Eating fruits and vegetables every day has many health benefits. They contain important nutrients like folic acid, magnesium, potassium, vitamin A, vitamin C, vitamin K, and fiber. Fruits and vegetables are also linked to preventing heart disease and certain types of cancer.

There is no secret or single strategy that will work all the time when it comes to getting your child to eat vegetables. The truth is, you need to have several strategies up your sleeve, and you must be willing to use different strategies at any given meal. Rotating your strategies will keep the enjoyment and fun around eating fruit and veggies high, not to mention keep life a little unpredictable (and your child on his toes).

Here are 9 strategies for encouraging fruit and veggie eating, while keeping it fun and interesting:

1. Use different forms of fruit and vegetables. Try frozen, freeze-dried, canned, fresh, dried varieties, 100 percent juices, and nectars. But watch out for too much juice—keep it to 4-6 ounces of 100 percent juice daily.

2. Presentation is key. Bag fruits and vegetables in individual plastic bags. Skewer fruit or veggies and cheese and make a kabob. Slice, dice, shred, sauce (e.g., applesauce), or freeze them whole or in small chunks (e.g., frozen grapes). Take care to make chunks small to minimize choking.

3. Do the hard work. Peel bananas and oranges; clean and slice berries; peel and cut carrots or cucumbers. Make fruit and vegetables easy to access and they will more likely be eaten.

4. Make fruit and veggies the centerpiece. Place fruit or sliced veggies on the counter, store them in the front of the fridge, and always serve them as part of dinner.

5. Eat fruits and vegetables yourself. Eat fruit and vegetables at your family meal table; make sure to show your enjoyment when eating them.

6. Share the shopping experience. Invite your child along for the ride to the grocery store or farm stand, and let him pick out a fruit and a vegetable for the week.

7. Cook and prep together. Young children can wash fruit and vegetables and do small tasks like tearing lettuce, peeling citrus fruit, or snapping peas.

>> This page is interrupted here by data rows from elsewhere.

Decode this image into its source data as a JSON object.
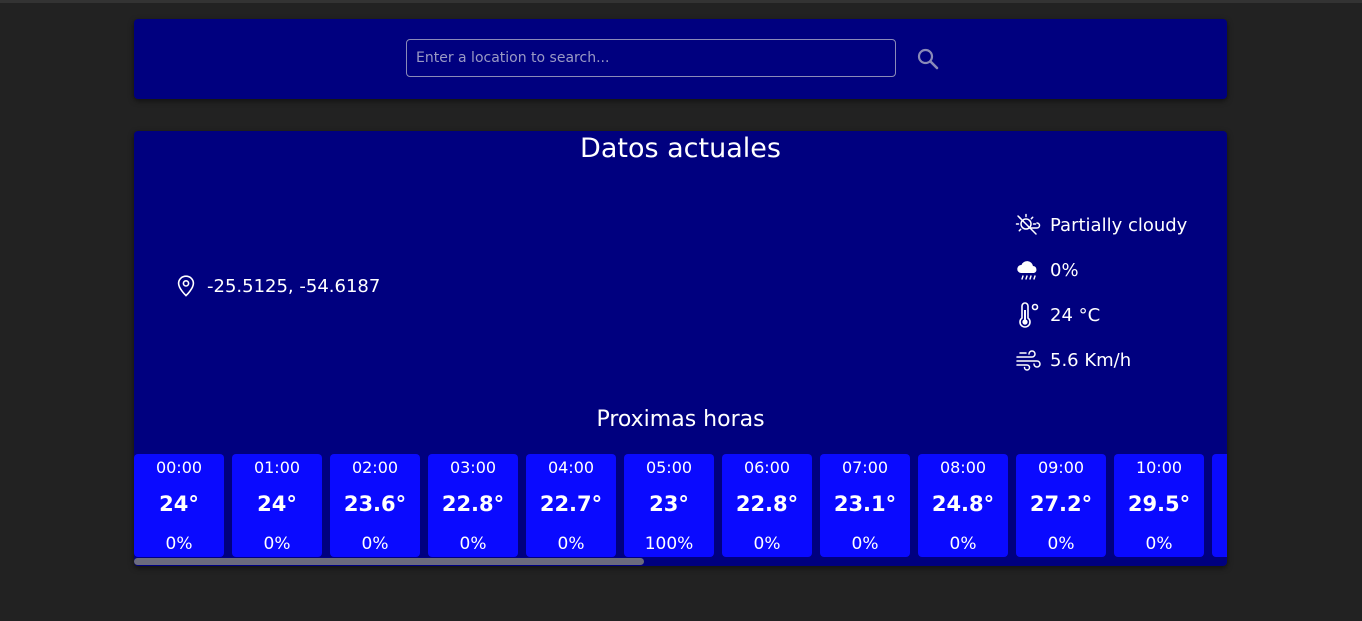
{
  "search": {
    "placeholder": "Enter a location to search...",
    "value": ""
  },
  "current": {
    "title": "Datos actuales",
    "location": "-25.5125, -54.6187",
    "condition": "Partially cloudy",
    "precipitation": "0%",
    "temperature": "24 °C",
    "wind": "5.6 Km/h"
  },
  "forecast": {
    "title": "Proximas horas",
    "hours": [
      {
        "time": "00:00",
        "temp": "24°",
        "prob": "0%"
      },
      {
        "time": "01:00",
        "temp": "24°",
        "prob": "0%"
      },
      {
        "time": "02:00",
        "temp": "23.6°",
        "prob": "0%"
      },
      {
        "time": "03:00",
        "temp": "22.8°",
        "prob": "0%"
      },
      {
        "time": "04:00",
        "temp": "22.7°",
        "prob": "0%"
      },
      {
        "time": "05:00",
        "temp": "23°",
        "prob": "100%"
      },
      {
        "time": "06:00",
        "temp": "22.8°",
        "prob": "0%"
      },
      {
        "time": "07:00",
        "temp": "23.1°",
        "prob": "0%"
      },
      {
        "time": "08:00",
        "temp": "24.8°",
        "prob": "0%"
      },
      {
        "time": "09:00",
        "temp": "27.2°",
        "prob": "0%"
      },
      {
        "time": "10:00",
        "temp": "29.5°",
        "prob": "0%"
      }
    ]
  },
  "colors": {
    "page_bg": "#222222",
    "card_bg": "#00007f",
    "hour_card_bg": "#0a0aff",
    "text": "#ffffff"
  },
  "icons": {
    "search": "search-icon",
    "location": "map-pin-icon",
    "condition": "partly-cloudy-icon",
    "precipitation": "rain-cloud-icon",
    "temperature": "thermometer-icon",
    "wind": "wind-icon"
  }
}
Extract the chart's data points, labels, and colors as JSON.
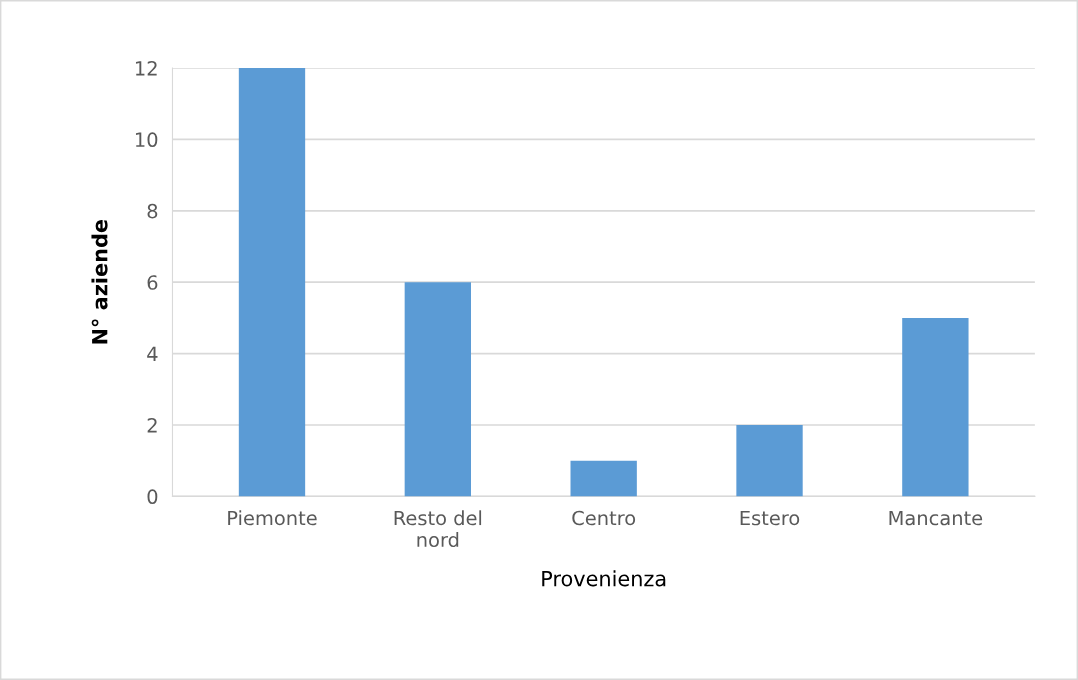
{
  "chart_data": {
    "type": "bar",
    "xlabel": "Provenienza",
    "ylabel": "N° aziende",
    "categories": [
      "Piemonte",
      "Resto del\nnord",
      "Centro",
      "Estero",
      "Mancante"
    ],
    "values": [
      12,
      6,
      1,
      2,
      5
    ],
    "color": "#5b9bd5",
    "ylim": [
      0,
      12
    ],
    "yticks": [
      0,
      2,
      4,
      6,
      8,
      10,
      12
    ],
    "grid": "y",
    "legend": false
  }
}
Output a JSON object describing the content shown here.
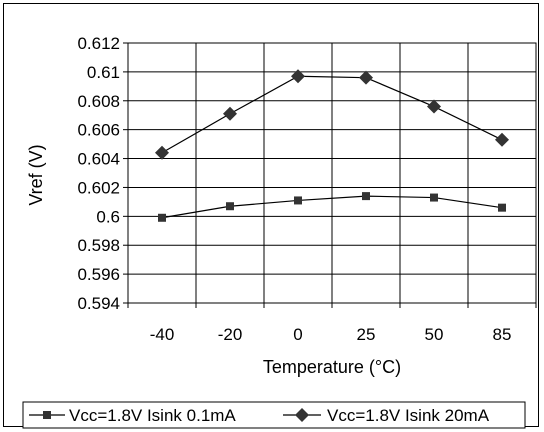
{
  "chart_data": {
    "type": "line",
    "categories": [
      "-40",
      "-20",
      "0",
      "25",
      "50",
      "85"
    ],
    "series": [
      {
        "name": "Vcc=1.8V Isink 0.1mA",
        "marker": "square",
        "values": [
          0.5999,
          0.6007,
          0.6011,
          0.6014,
          0.6013,
          0.6006
        ]
      },
      {
        "name": "Vcc=1.8V Isink 20mA",
        "marker": "diamond",
        "values": [
          0.6044,
          0.6071,
          0.6097,
          0.6096,
          0.6076,
          0.6053
        ]
      }
    ],
    "xlabel": "Temperature (°C)",
    "ylabel": "Vref (V)",
    "ylim": [
      0.594,
      0.612
    ],
    "yticks": [
      "0.612",
      "0.61",
      "0.608",
      "0.606",
      "0.604",
      "0.602",
      "0.6",
      "0.598",
      "0.596",
      "0.594"
    ],
    "grid": true,
    "legend_position": "bottom",
    "colors": {
      "line": "#000000",
      "marker": "#333333",
      "grid": "#000000"
    }
  }
}
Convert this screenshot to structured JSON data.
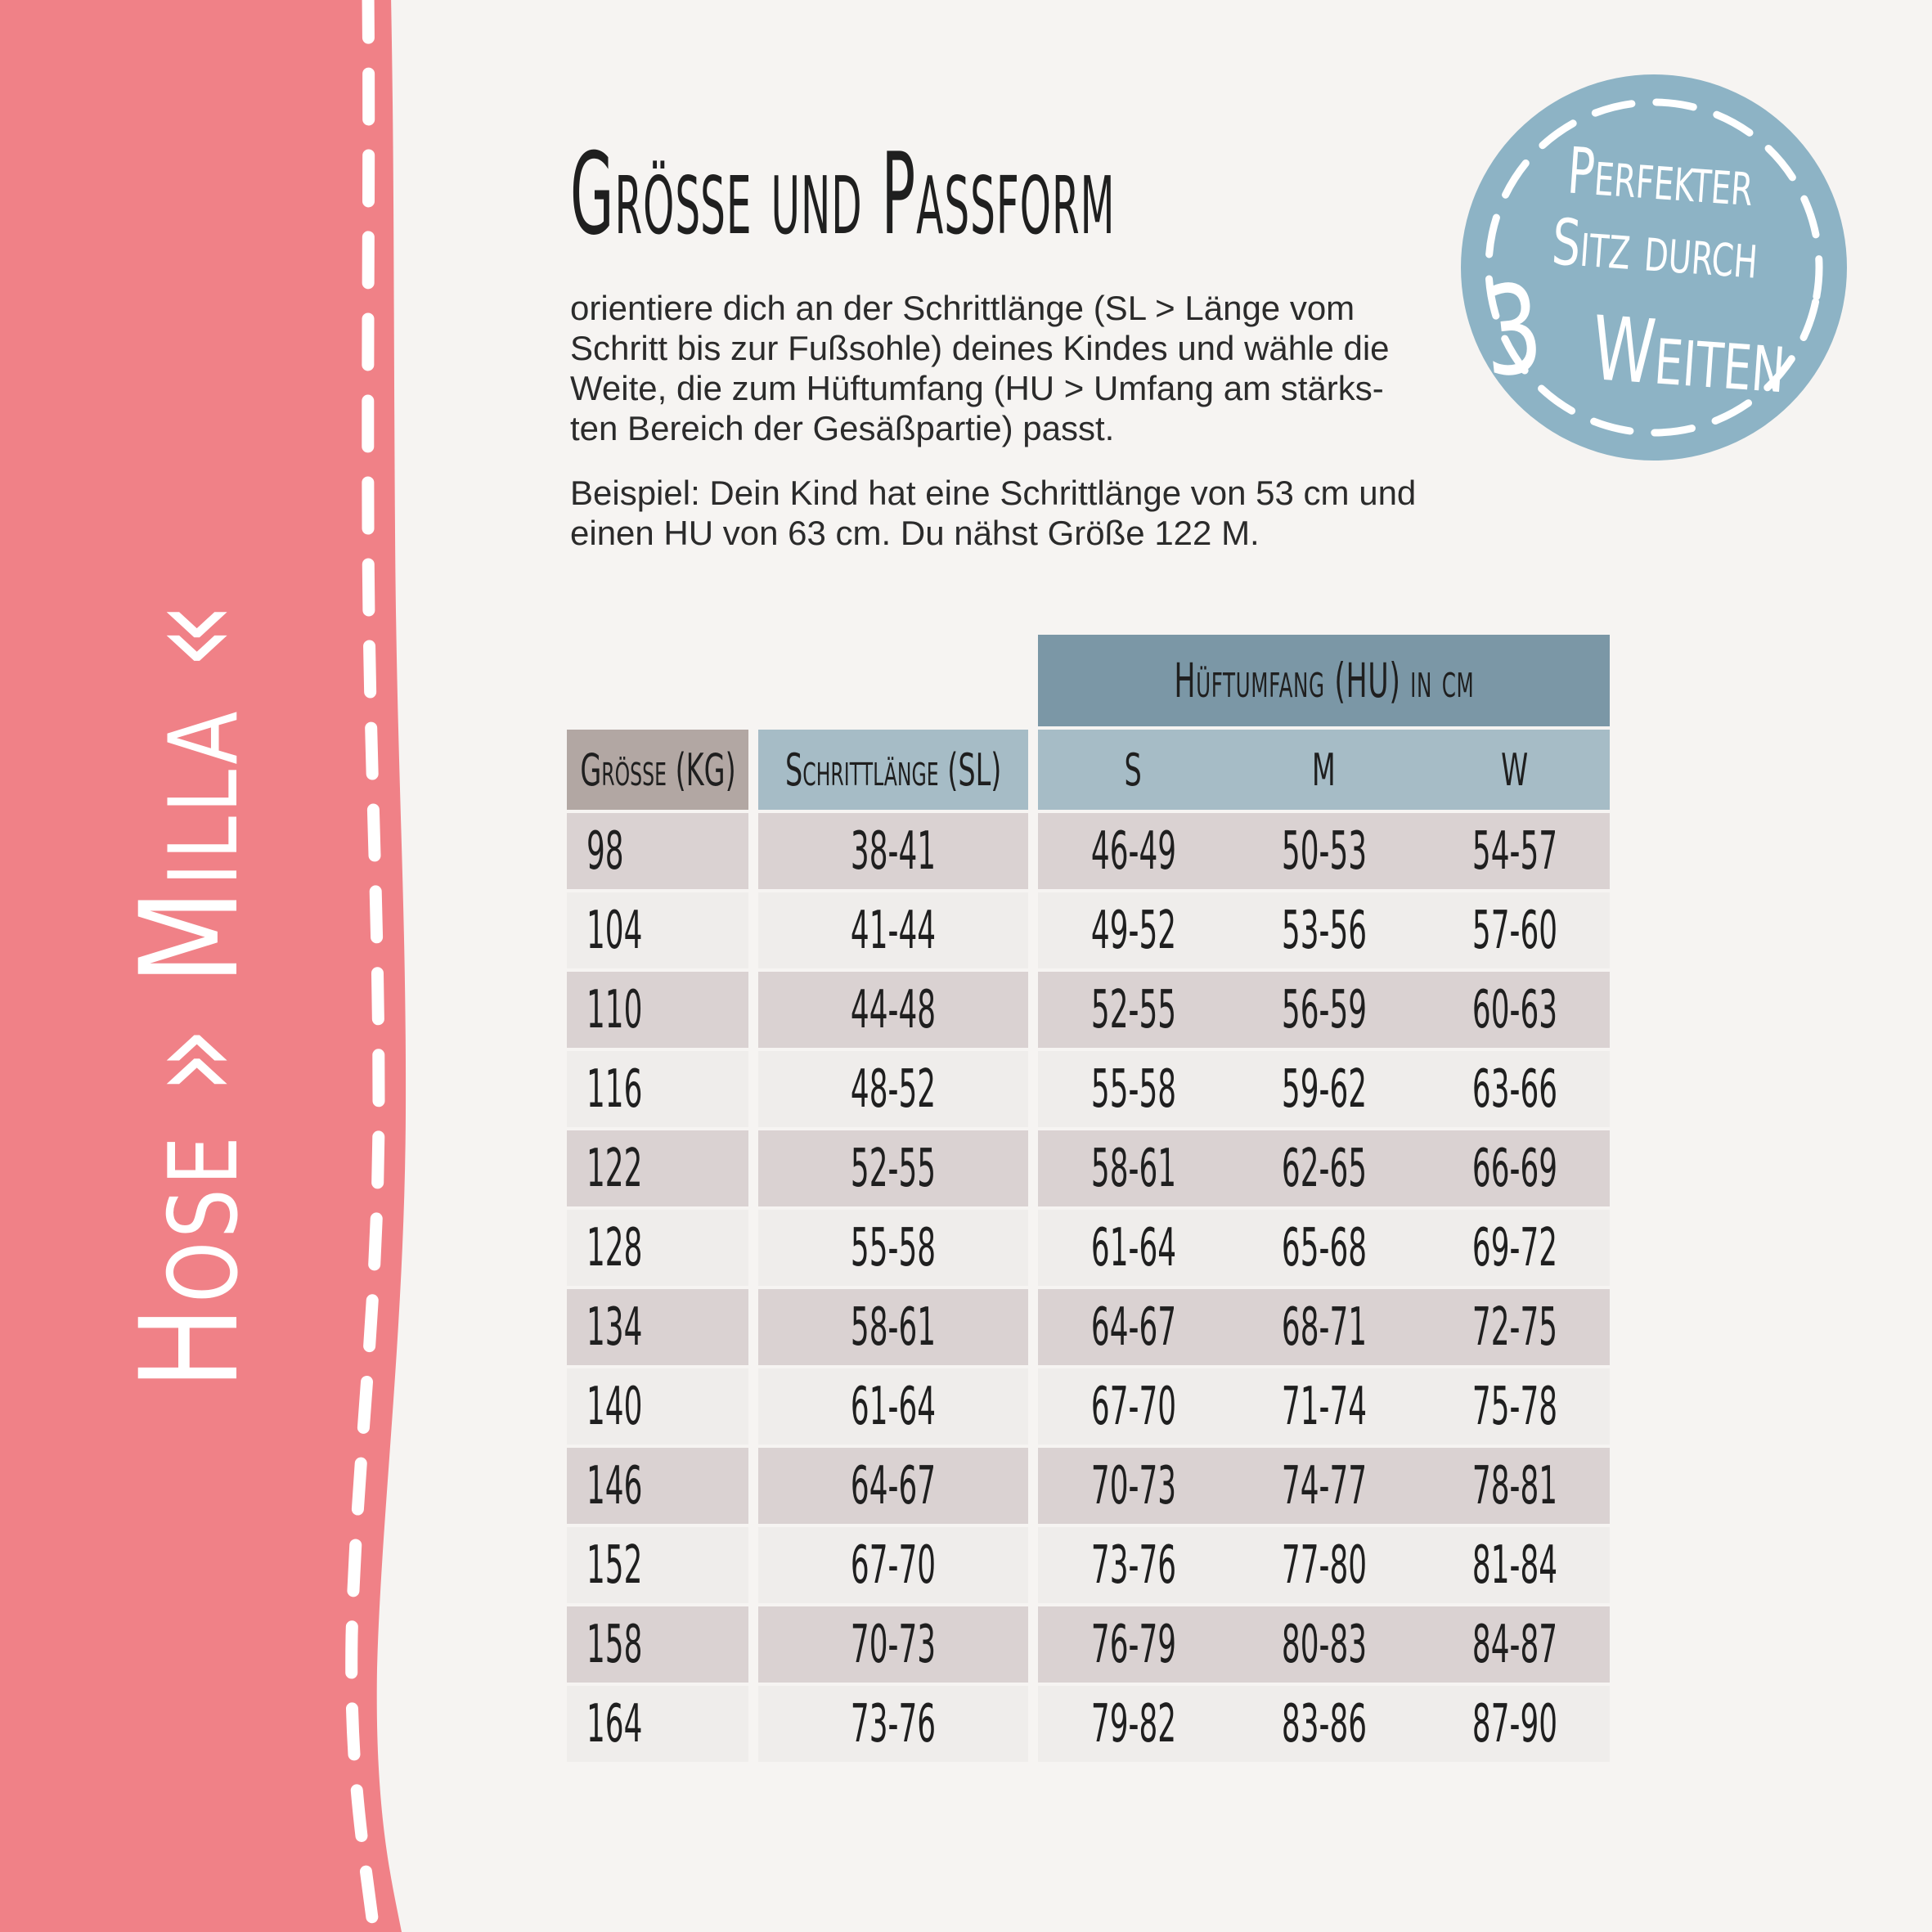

8. Use arts and crafts to pique interest. Make a picture out of fruit and veggies.

9. Play games. Match fruit and vegetables with the colors of the rainbow; “taste test” before mealtime; or play restaurant, and serve a salad or a platter of mixed fruit and vegetables before mealtime.

Reviewed by Dr. Sara Connolly, September 2020


  • There are many health benefits to eating fruits and vegetables.
  • Most children are not meeting their requirements for eating fruits and vegetables.
  • Using a range of strategies to increase your child’s fruit and vegetable consumption can help him meet his requirements.


  1. U.S. Department of Health and Human Services. 2015-2020 Dietary Guidelines.


  1. great tips, I will give these a try with my toddler.

  2. I have a very hard time getting my 4 year to eat any vegetables at all. I have recently discovered that she will eat carrots if they are dipped in hummus. It’s a step in the right direction and hummus is also very healthy. 🙂

    1. Yes, great idea! I have had similar issues and find that hummus or ranch dressing helps.

    2. Dips work great! Have you tried roasting veggies? It brings out their sweetness, and nixes the bitterness. Toss veggies in a bit of olive oil and roast at 400F for about 20 minutes (some veggies like root vegetables take longer than others, like broccoli).